Elle est officier de la Légion d’honneur[2],[3], officier de l’ordre du Mérite et chevalier des Arts et Lettres.
Ses travaux de philosophie grecque (consacrés à la théorie éthique et à la théorie de la connaissance) ont été accompagnés par plusieurs traductions commentées de Platon (Gorgias, Ion, Euthydème, Ménon) et ont fait l’objet de plusieurs ouvrages. Elle a participé au renouveau de la philosophie morale en France, avec la création en 1993 de la collection « Philosophie morale » (bientôt suivie de « Questions d’éthique », en 2000) aux Presses Universitaires de France. Elle a publié plusieurs ouvrages dans ce domaine. Elle a aussi travaillé sur l’éthique des relations internationales et consacré deux livres à cette question. Elle a contribué avec plusieurs ouvrages à l’étude historique et conceptuelle du libéralisme à gauche. La plupart de ses livres sont traduits dans plusieurs langues.
Direction de l’ENS
En 2005, Monique Canto-Sperber est nommée à la direction de l’École normale supérieure en proposant un projet pour l’École normale opposé à celui défendu par le directeur sortant, Gabriel Ruget, qui demandait son renouvellement. Elle succède à Gabriel Ruget en novembre 2005. Sa nomination provoqua la démission du président du Conseil d’administration et du président du Conseil scientifique, solidaires de l’ancien directeur.
À son arrivée, Monique Canto-Sperber déclara trouver une situation financière catastrophique, puisque les factures ne pouvaient plus être honorées. Monique Canto-Sperber a demandé une inspection des finances qui a recommandé plusieurs mesures de restriction des dépenses et d’augmentation des recettes. L’application de ces mesures et en particulier le projet d’instaurer des frais de bibliothèques (de l’ordre de 20 à 50 euros par an) pour les anciens élèves salariés qui disposent à vie d’un droit de consultation et d’emprunt provoqua cependant une très vive opposition.
Après quelques semaines de crise (novembre et décembre 2006), aggravée par la démission des directeurs des départements littéraires, le projet de frais d'entrée à la Bibliothèque fut retiré et un accord fut trouvé.
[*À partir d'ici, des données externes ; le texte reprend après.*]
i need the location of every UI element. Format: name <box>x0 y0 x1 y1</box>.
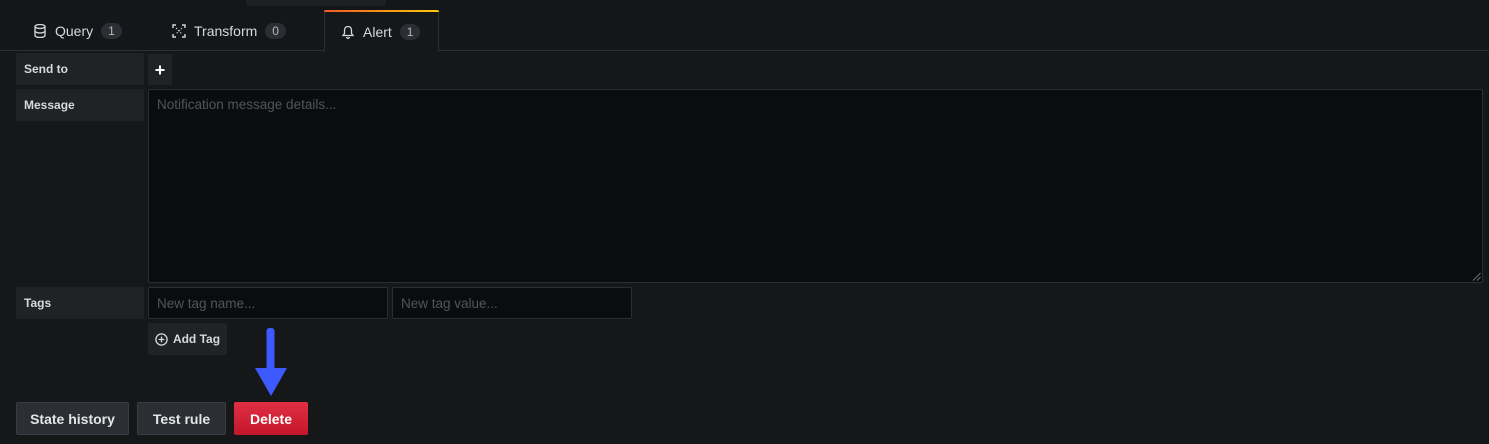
test-rule-button[interactable]: Test rule <box>137 402 226 435</box>
tab-alert[interactable]: Alert 1 <box>324 10 439 52</box>
tab-alert-label: Alert <box>363 23 392 40</box>
tab-alert-count: 1 <box>399 23 421 40</box>
tab-transform-label: Transform <box>194 22 258 39</box>
bell-icon <box>341 25 355 39</box>
panel-editor-tabbar: Query 1 Transform 0 Alert 1 <box>0 0 1489 52</box>
tab-query-label: Query <box>55 22 94 39</box>
tag-name-input[interactable] <box>148 287 388 319</box>
tag-value-input[interactable] <box>392 287 632 319</box>
tab-transform-count: 0 <box>265 22 286 39</box>
database-icon <box>33 23 47 38</box>
arrow-down-icon <box>255 328 287 396</box>
tab-query[interactable]: Query 1 <box>17 10 138 51</box>
state-history-button[interactable]: State history <box>16 402 129 435</box>
add-tag-button[interactable]: Add Tag <box>148 323 227 355</box>
delete-label: Delete <box>249 410 293 427</box>
plus-circle-icon <box>155 332 168 346</box>
state-history-label: State history <box>30 410 115 427</box>
add-notification-button[interactable] <box>148 54 172 85</box>
add-tag-label: Add Tag <box>172 332 221 346</box>
plus-icon <box>155 65 165 74</box>
tab-query-count: 1 <box>101 22 122 39</box>
message-label: Message <box>16 89 144 121</box>
test-rule-label: Test rule <box>152 410 211 427</box>
transform-icon <box>172 23 186 38</box>
tabbar-shadow <box>246 0 386 6</box>
resize-grip-icon[interactable] <box>1472 272 1481 281</box>
tab-transform[interactable]: Transform 0 <box>156 10 302 51</box>
send-to-label: Send to <box>16 53 144 85</box>
tags-label: Tags <box>16 287 144 319</box>
delete-button[interactable]: Delete <box>234 402 308 435</box>
message-textarea[interactable] <box>148 89 1483 283</box>
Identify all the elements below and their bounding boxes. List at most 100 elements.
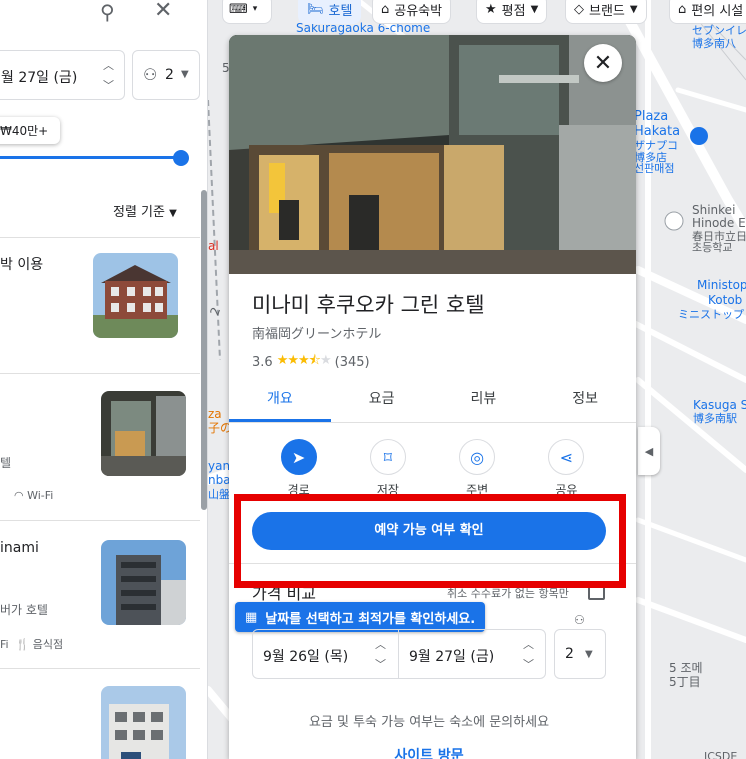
person-icon: ⚇ [143,65,158,84]
result-amenity: ◠ Wi-Fi [14,489,53,502]
filter-chip-amenities[interactable]: ⌂ 편의 시설 [669,0,746,24]
map-label-side-a: za [208,407,222,421]
map-label-ministop: Ministop [697,278,746,292]
collapse-panel-button[interactable]: ◀ [638,427,660,475]
sort-label: 정렬 기준 [113,205,165,220]
close-icon[interactable]: ✕ [154,0,172,23]
map-label-hinode-kr: 초등학교 [692,241,733,254]
map-label-side-e: 山盤 [208,488,230,501]
map-label-kasuga: Kasuga Stat [693,398,746,412]
apartment-photo [101,686,186,759]
map-label-plaza: Plaza [634,109,669,124]
amenity-label: 음식점 [32,638,64,651]
chevron-down-icon: ▼ [585,649,593,660]
checkout-date-field[interactable]: 9월 27일 (금) ︿ ﹀ [398,629,546,679]
map-label-kotobu: Kotob [708,293,743,307]
amenity-label: Wi-Fi [27,489,54,502]
result-subtitle: 버가 호텔 [0,603,48,617]
directions-button[interactable]: ➤ 경로 [269,439,329,498]
site-visit-link[interactable]: 사이트 방문 [229,745,629,759]
share-button[interactable]: ⋖ 공유 [536,439,596,498]
bed-icon: 🛏 [307,1,324,17]
result-thumbnail [101,540,186,625]
filter-chip-hotel[interactable]: 🛏 호텔 [298,0,362,24]
map-label-kasuga-jp: 博多南駅 [693,412,737,425]
search-icon[interactable]: ⚲ [100,0,115,24]
chevron-up-icon[interactable]: ︿ [375,636,386,652]
checkout-date-field[interactable]: 월 27일 (금) ︿ ﹀ [0,50,125,100]
hotel-name-jp: 南福岡グリーンホテル [252,327,382,342]
chevron-down-icon[interactable]: ﹀ [103,77,114,93]
result-item[interactable]: 박 이용 [0,237,200,373]
map-label-ministop-jp: ミニストップ [678,308,744,321]
hotel-name: 미나미 후쿠오카 그린 호텔 [252,293,485,317]
map-label-chome-jp: 5丁目 [669,675,701,689]
map-label-chome-kr: 5 조메 [669,661,703,675]
price-tooltip: ₩40만+ [0,117,61,144]
chevron-up-icon[interactable]: ︿ [103,57,114,73]
result-amenity-row: Fi 🍴 음식점 [0,636,63,652]
chevron-down-icon: ▼ [181,69,189,80]
house-photo [93,253,178,338]
rating-value: 3.6 [252,354,273,370]
hotel-photo[interactable]: ✕ [229,35,636,274]
filter-chip-shared-label: 공유숙박 [394,3,443,19]
tab-reviews[interactable]: 리뷰 [433,377,535,422]
result-item[interactable]: inami 버가 호텔 Fi 🍴 음식점 [0,520,200,668]
guests-selector[interactable]: ⚇ 2 ▼ [132,50,200,100]
guests-value: 2 [165,67,174,83]
price-slider-track[interactable] [0,156,182,159]
chevron-down-icon: ▼ [530,3,539,15]
date-tooltip: ▦ 날짜를 선택하고 최적가를 확인하세요. [235,602,486,632]
keyboard-toggle-button[interactable]: ⌨ ▾ [222,0,272,24]
building-icon: ⌂ [678,1,687,17]
hotel-entrance-photo [229,35,636,274]
review-count[interactable]: (345) [335,355,370,370]
shapes-icon: ◇ [574,1,584,17]
share-icon: ⋖ [548,439,585,475]
save-button[interactable]: ⌑ 저장 [358,439,418,498]
tab-prices[interactable]: 요금 [331,377,433,422]
chevron-left-icon: ◀ [644,444,654,458]
guests-value: 2 [565,646,574,662]
home-icon: ⌂ [381,1,390,17]
filter-chip-shared[interactable]: ⌂ 공유숙박 [372,0,452,24]
result-item[interactable]: 텔 ◠ Wi-Fi [0,373,200,520]
keyboard-icon: ⌨ [229,1,248,17]
result-item[interactable] [0,668,200,759]
map-label-hinode: Hinode E [692,216,746,230]
filter-chip-brand-label: 브랜드 [589,3,625,19]
filter-chip-rating[interactable]: ★ 평점 ▼ [476,0,548,24]
chevron-down-icon[interactable]: ﹀ [375,656,386,672]
map-label-hakata: Hakata [634,124,681,139]
filter-chip-rating-label: 평점 [501,3,526,19]
result-thumbnail [101,391,186,476]
chevron-up-icon[interactable]: ︿ [523,636,534,652]
result-title: inami [0,540,39,556]
hotel-photo [101,391,186,476]
result-thumbnail [101,686,186,759]
highlight-box [234,494,626,588]
directions-icon: ➤ [280,439,317,475]
restaurant-icon: 🍴 [15,638,30,651]
sort-dropdown[interactable]: 정렬 기준 ▼ [113,201,177,220]
tab-overview[interactable]: 개요 [229,377,331,422]
price-slider-handle[interactable] [173,150,189,166]
checkin-date-field[interactable]: 9월 26일 (목) ︿ ﹀ [252,629,399,679]
detail-tabs: 개요 요금 리뷰 정보 [229,377,636,423]
chevron-down-icon: ▼ [629,3,638,15]
person-icon: ⚇ [574,613,585,627]
filter-chip-amenities-label: 편의 시설 [691,3,744,19]
map-label-seven2: 博多南八 [692,37,736,50]
chevron-down-icon[interactable]: ﹀ [523,656,534,672]
guests-selector[interactable]: 2 ▼ [554,629,606,679]
close-card-button[interactable]: ✕ [584,44,622,82]
nearby-button[interactable]: ◎ 주변 [447,439,507,498]
tab-about[interactable]: 정보 [534,377,636,422]
map-label-plaza-jp3: 선판매점 [634,162,675,175]
map-label-side-f: al [208,239,219,253]
inquiry-note: 요금 및 투숙 가능 여부는 숙소에 문의하세요 [308,715,550,730]
results-scrollbar[interactable] [201,190,207,510]
filter-chip-brand[interactable]: ◇ 브랜드 ▼ [565,0,647,24]
chevron-down-icon: ▼ [169,208,177,219]
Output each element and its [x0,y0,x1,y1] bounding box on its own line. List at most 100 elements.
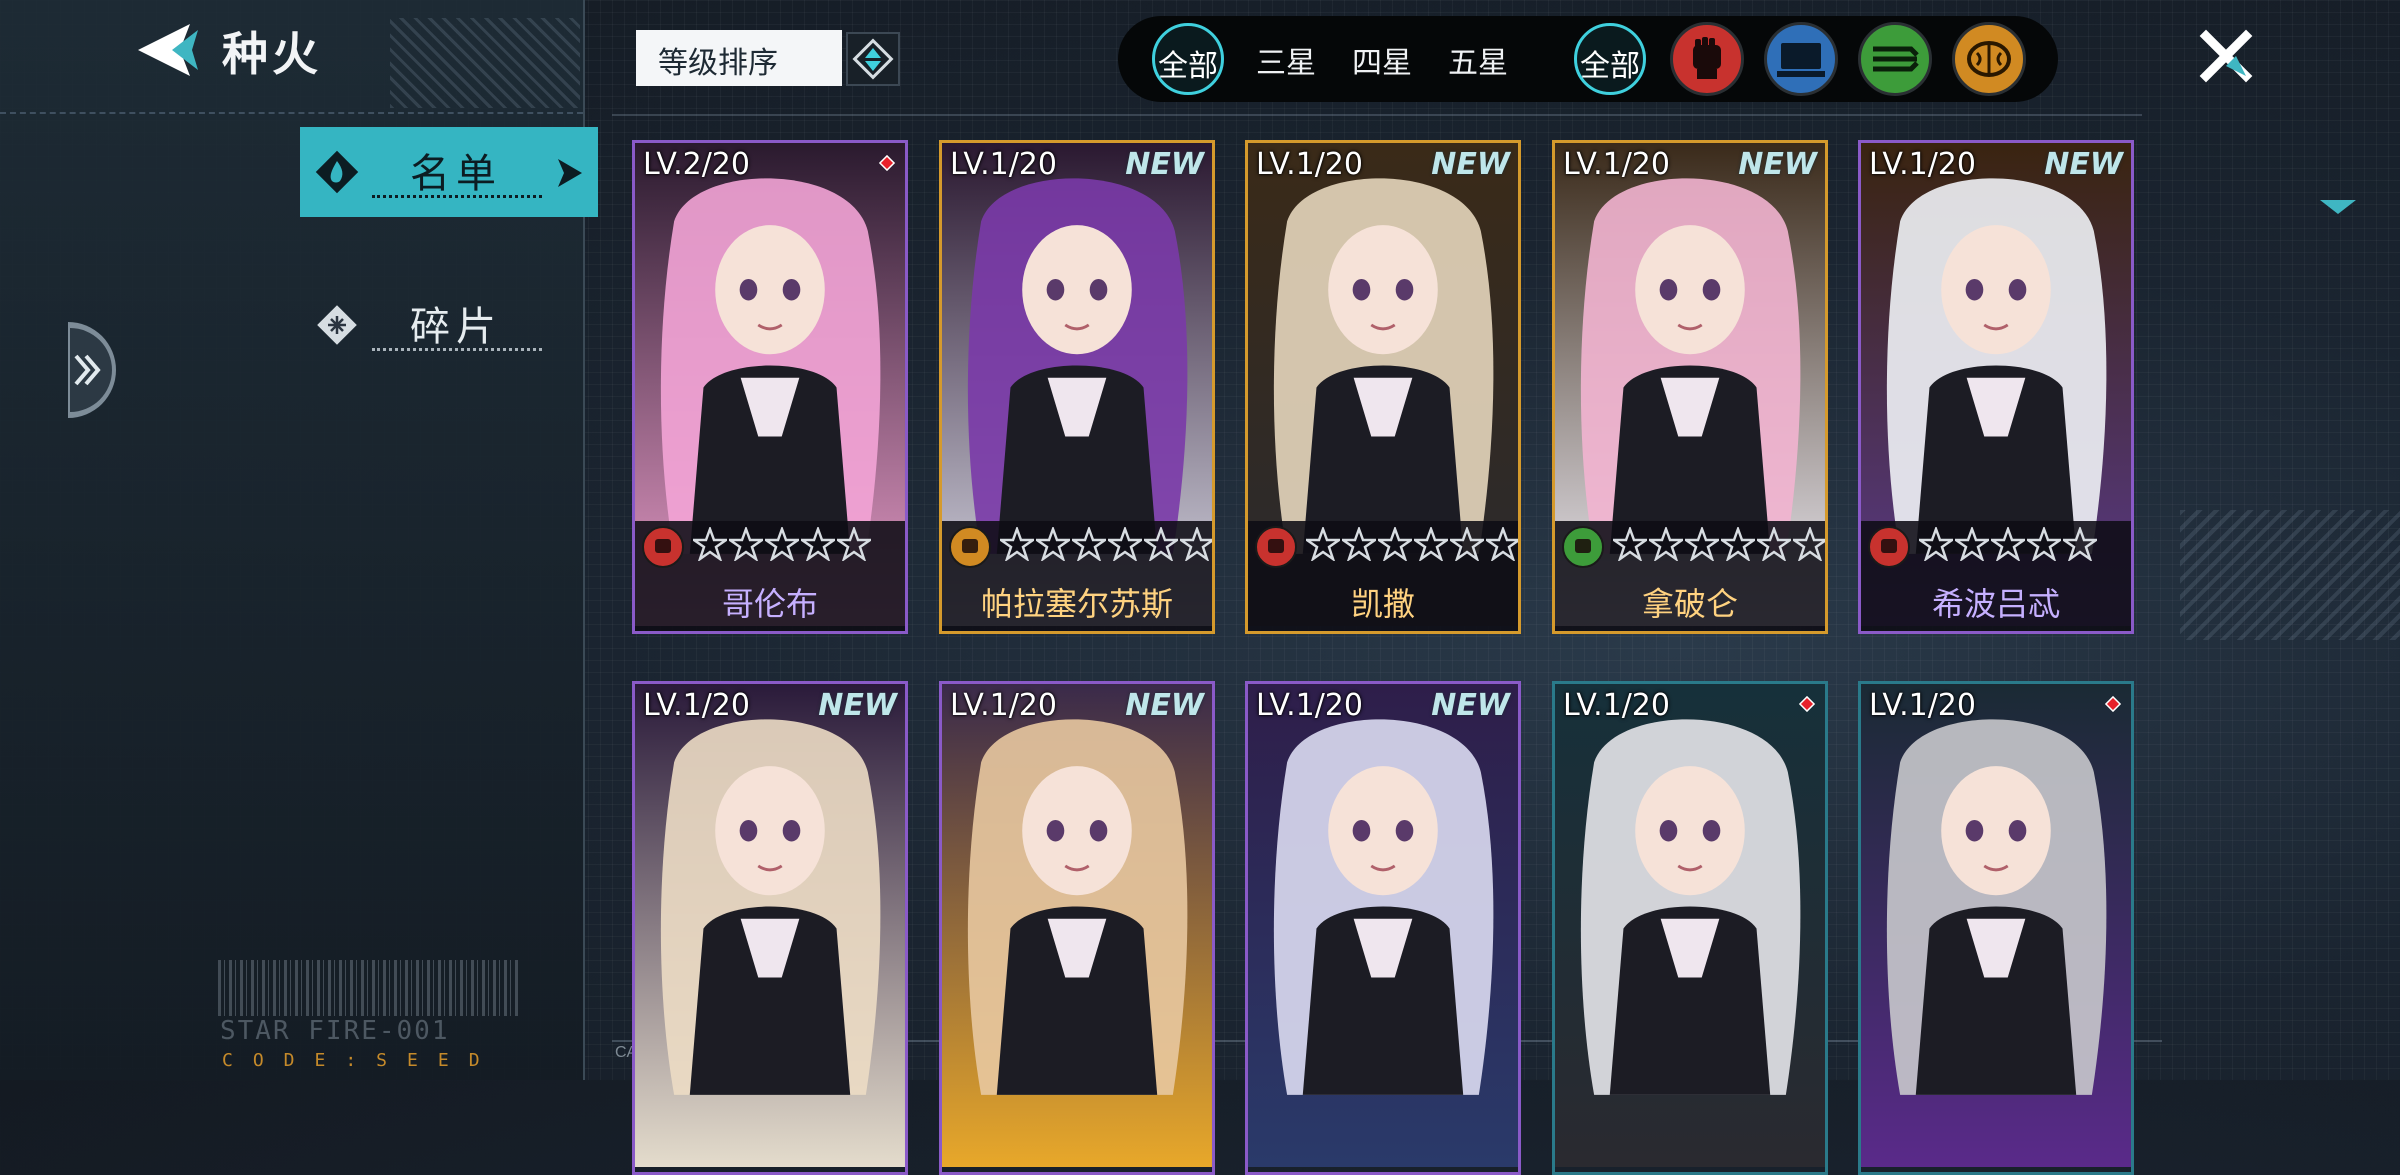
page-title: 种火 [222,27,322,81]
card-level: LV.1/20 [643,688,750,723]
character-card[interactable]: LV.1/20 NEW [1245,681,1521,1175]
nav-tab-label: 名单 [410,151,502,197]
card-level: LV.1/20 [950,147,1057,182]
star-icon [765,527,799,561]
brain-icon [949,526,991,568]
new-badge: NEW [2044,147,2123,182]
star-icon [729,527,763,561]
red-diamond-icon [1799,696,1815,712]
nav-tab-label: 碎片 [410,304,502,350]
star-icon [837,527,871,561]
card-level: LV.1/20 [1869,147,1976,182]
star-icon [1108,527,1142,561]
filter-three-star[interactable]: 三星 [1256,38,1316,82]
new-badge: NEW [818,688,897,723]
star-rating [1919,527,2097,567]
character-card[interactable]: LV.1/20 NEW [939,681,1215,1175]
filter-type-fist[interactable] [1670,22,1744,96]
filter-type-computer[interactable] [1764,22,1838,96]
new-badge: NEW [1738,147,1817,182]
character-card[interactable]: LV.1/20 NEW 凯撒 [1245,140,1521,634]
card-level: LV.2/20 [643,147,750,182]
card-level: LV.1/20 [1256,688,1363,723]
sort-diamond-icon [852,38,894,80]
character-name: 帕拉塞尔苏斯 [980,585,1173,623]
close-icon[interactable] [2196,26,2256,86]
card-info-strip: 希波吕忒 [1861,521,2131,631]
grid-top-line [612,114,2142,116]
card-level: LV.1/20 [1256,147,1363,182]
character-name: 凯撒 [1350,585,1415,623]
new-badge: NEW [1125,688,1204,723]
fire-emblem-icon [315,150,359,194]
filter-type-speed[interactable] [1858,22,1932,96]
nav-underline [372,195,542,198]
star-icon [1955,527,1989,561]
character-name: 哥伦布 [721,585,818,623]
star-icon [801,527,835,561]
star-icon [1072,527,1106,561]
star-icon [2027,527,2061,561]
character-card[interactable]: LV.2/20 哥伦布 [632,140,908,634]
character-card[interactable]: LV.1/20 [1858,681,2134,1175]
star-icon [1757,527,1791,561]
new-badge: NEW [1125,147,1204,182]
star-icon [1721,527,1755,561]
card-info-strip: 拿破仑 [1555,521,1825,631]
star-icon [1180,527,1212,561]
character-portrait [635,684,905,1168]
barcode-label: STAR FIRE-001 [220,1016,450,1046]
character-card[interactable]: LV.1/20 NEW [632,681,908,1175]
star-icon [1685,527,1719,561]
header-divider [0,112,583,114]
new-badge: NEW [1431,147,1510,182]
fist-icon [1693,37,1721,79]
star-icon [1793,527,1825,561]
brain-icon [1967,41,2011,77]
character-card[interactable]: LV.1/20 NEW 帕拉塞尔苏斯 [939,140,1215,634]
triangle-decoration [2320,200,2356,214]
left-panel: 种火 名单 碎片 STAR FIRE-001 CODE:SEED [0,0,598,1080]
filter-stars-all-label: 全部 [1158,49,1218,84]
character-portrait [1248,684,1518,1168]
card-info-strip: 哥伦布 [635,521,905,631]
star-icon [1414,527,1448,561]
computer-icon [1777,43,1825,77]
character-name: 希波吕忒 [1931,585,2060,623]
character-card[interactable]: LV.1/20 NEW 拿破仑 [1552,140,1828,634]
star-icon [1450,527,1484,561]
sort-order-toggle[interactable] [846,32,900,86]
nav-tab-fragments[interactable]: 碎片 [300,280,598,370]
sort-label: 等级排序 [658,46,778,81]
character-card[interactable]: LV.1/20 [1552,681,1828,1175]
character-name: 拿破仑 [1641,585,1738,623]
play-arrow-icon [558,159,582,187]
filter-types-all[interactable]: 全部 [1574,23,1646,95]
star-rating [1000,527,1212,567]
star-icon [1378,527,1412,561]
nav-tab-roster[interactable]: 名单 [300,127,598,217]
back-arrow-icon[interactable] [128,20,200,80]
card-info-strip: 凯撒 [1248,521,1518,631]
new-badge: NEW [1431,688,1510,723]
filter-stars-all[interactable]: 全部 [1152,23,1224,95]
filter-four-star[interactable]: 四星 [1352,38,1412,82]
star-rating [693,527,871,567]
fist-icon [1868,526,1910,568]
character-portrait [1861,684,2131,1168]
red-diamond-icon [879,155,895,171]
expand-handle-icon[interactable] [68,322,124,418]
fist-icon [642,526,684,568]
sort-dropdown[interactable]: 等级排序 [636,30,842,86]
code-label: CODE:SEED [222,1050,500,1071]
character-portrait [942,684,1212,1168]
character-card[interactable]: LV.1/20 NEW 希波吕忒 [1858,140,2134,634]
star-icon [1919,527,1953,561]
star-icon [1036,527,1070,561]
filter-five-star[interactable]: 五星 [1448,38,1508,82]
filter-types-all-label: 全部 [1580,49,1640,84]
filter-type-brain[interactable] [1952,22,2026,96]
card-level: LV.1/20 [1563,147,1670,182]
star-icon [693,527,727,561]
red-diamond-icon [2105,696,2121,712]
Selon Monique Canto-Sperber, son action a permis de rétablir progressivement la situation financière de l’ENS, développer la recherche en lettres, introduire des conseils scientifiques dans les départements littéraires, créer un Conseil d’Orientation Stratégique international de l’établissement, renforcer la valeur du diplôme de l’École normale supérieure préparé aussi par des étudiants admis sur dossier, encourager la pratique d’inscription des étudiants à l’instar des autres écoles normales supérieures, et amorcer une politique de remise à niveau progressive et de réhabilitation des surfaces de recherche[4]. Selon Monique Canto-Sperber, l’École normale supérieure, qui se définit aujourd’hui comme une grande école de recherche universitaire, s’est développée, et son rayonnement s’est accru de 2005 à 2009[5]. Elle est devenue un établissement autonome pour sa gestion en 2010. Elle est membre fondateur du groupement Paris Sciences et Lettres - Quartier latin, qui regroupe aussi le Collège de France, l’Observatoire, l’ESPCI et l’École de chimie. Dans ce groupement, l’ENS sera candidate aux appels d’offre lancés dans le cadre du grand emprunt.
Elle est reconduite en novembre 2010 pour un second mandat[6].
Comme directrice de l'École normale supérieure, Monique Canto-Sperber annule, le 18 janvier 2011, un débat sur le Proche-Orient qui devait réunir, à l'initiative du collectif Palestine ENS, plusieurs personnalités politiques et intellectuelles, dont Leïla Shahid, le résistant Stéphane Hessel, le journaliste israélien Michel Warschawski et le professeur de littérature Nurit Peled, ou encore la député socialiste Elisabeth Guigou. Le secrétaire général adjoint du Syndicat de la magistrature Benoit Hurel devait également participer à cette conférence. S'ensuit une vive polémique ravivée un mois plus tard par un refus de réservation de salle de l'ENS pour la tenue d'un débat sur la question israélo-palestinienne, décision de refus annulée en référé par le tribunal administratif de Paris le 26 février 2011[7]. L'École normale supérieure fait appel, le 2 mars 2011, auprès du Conseil d'État qui, par une ordonnance du 7 mars 2011, infirme l'ordonnance du tribunal administratif et rejette la demande de suspension[8].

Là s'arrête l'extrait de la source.